The need for solutions - in addition to products and services - arises from the incredible complexity of the systems and structures that exist in our world, in hospitals, in businesses, in aviation, in defense, in medicine... all over the place.  As Atul Gawande puts it in A Checklist Manifesto, "what we know has exceeded our individual ability to deliver benefits correctly, safely or reliably."  At GE, we regularly see this in our work with clients.  Stroke care is one example.  Our knowledge of diagnoses and treatments for stroke patients far exceeds our ability to deliver that medicine to patients.  Hospital utilization is another.  Optimal utilization is 85% but most hospitals operate between 65% and 70%.  The difference between what we could do and what actually happens is tens of thousands of lives (stroke) and tens of billions of dollars (utilization).  How can that be?  It happens because of the immense complexity of delivering care.  In the case of stroke, delivering that care to more patients requires not just great physicians, but also great first responders, a telemedicine infrastructure and trained users, shared protocols between ED, hub, spoke, and EMS, an educated community, defined economics, and EMS bypass legislation.  In short, it is difficult to deliver even average patient care.  In this context, a solution is the magic that closes the gap between what is possible and what occurs.  

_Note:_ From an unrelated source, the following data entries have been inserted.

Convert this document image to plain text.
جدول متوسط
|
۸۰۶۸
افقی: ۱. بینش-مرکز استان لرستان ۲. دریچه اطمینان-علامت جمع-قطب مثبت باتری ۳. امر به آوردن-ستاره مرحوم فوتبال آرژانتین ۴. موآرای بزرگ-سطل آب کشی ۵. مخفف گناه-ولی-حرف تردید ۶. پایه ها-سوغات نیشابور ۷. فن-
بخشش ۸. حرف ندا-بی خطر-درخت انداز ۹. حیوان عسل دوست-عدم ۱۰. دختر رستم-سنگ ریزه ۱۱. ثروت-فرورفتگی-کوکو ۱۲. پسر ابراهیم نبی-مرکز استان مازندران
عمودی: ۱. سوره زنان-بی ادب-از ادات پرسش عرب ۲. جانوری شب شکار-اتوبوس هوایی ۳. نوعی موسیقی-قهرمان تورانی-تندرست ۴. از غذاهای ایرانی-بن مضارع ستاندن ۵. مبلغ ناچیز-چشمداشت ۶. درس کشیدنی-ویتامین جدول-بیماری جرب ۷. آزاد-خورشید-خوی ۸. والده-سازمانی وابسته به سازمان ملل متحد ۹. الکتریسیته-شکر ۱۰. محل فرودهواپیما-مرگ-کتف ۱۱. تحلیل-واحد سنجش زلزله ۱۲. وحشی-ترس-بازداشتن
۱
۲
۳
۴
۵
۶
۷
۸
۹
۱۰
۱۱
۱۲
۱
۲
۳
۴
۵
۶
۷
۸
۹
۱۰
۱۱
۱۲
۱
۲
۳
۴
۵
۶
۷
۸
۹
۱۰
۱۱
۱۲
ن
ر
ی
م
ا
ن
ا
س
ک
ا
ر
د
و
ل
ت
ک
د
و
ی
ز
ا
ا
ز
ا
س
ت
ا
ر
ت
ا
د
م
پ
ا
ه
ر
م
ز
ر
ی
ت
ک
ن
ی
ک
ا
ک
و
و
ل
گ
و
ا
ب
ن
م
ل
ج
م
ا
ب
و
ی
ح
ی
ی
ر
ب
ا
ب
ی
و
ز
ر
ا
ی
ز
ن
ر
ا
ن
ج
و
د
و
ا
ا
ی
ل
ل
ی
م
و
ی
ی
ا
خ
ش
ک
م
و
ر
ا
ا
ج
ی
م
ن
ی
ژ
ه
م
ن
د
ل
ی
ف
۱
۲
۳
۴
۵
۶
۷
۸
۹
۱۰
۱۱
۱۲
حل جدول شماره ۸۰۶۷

Said differently, a solution combines specialized knowledge, process change, culture change, technology, and governance to deliver a new level of performance.  This is distinctly different from a product in that a product delivers only the ability to reach a new result.  For example, a bed management system ("bed board") is a product with which a client might better manage inpatient capacity - or they might not.  By contrast, a patient flow solution includes that bed management system plus targeted process change and a new approach to governance so that the hospital reaches and sustains a higher-level of utilization.  The difference is that a "solution" implies a new result.  As such, solutions are the only answer for our most complex, intractable, and difficult problems.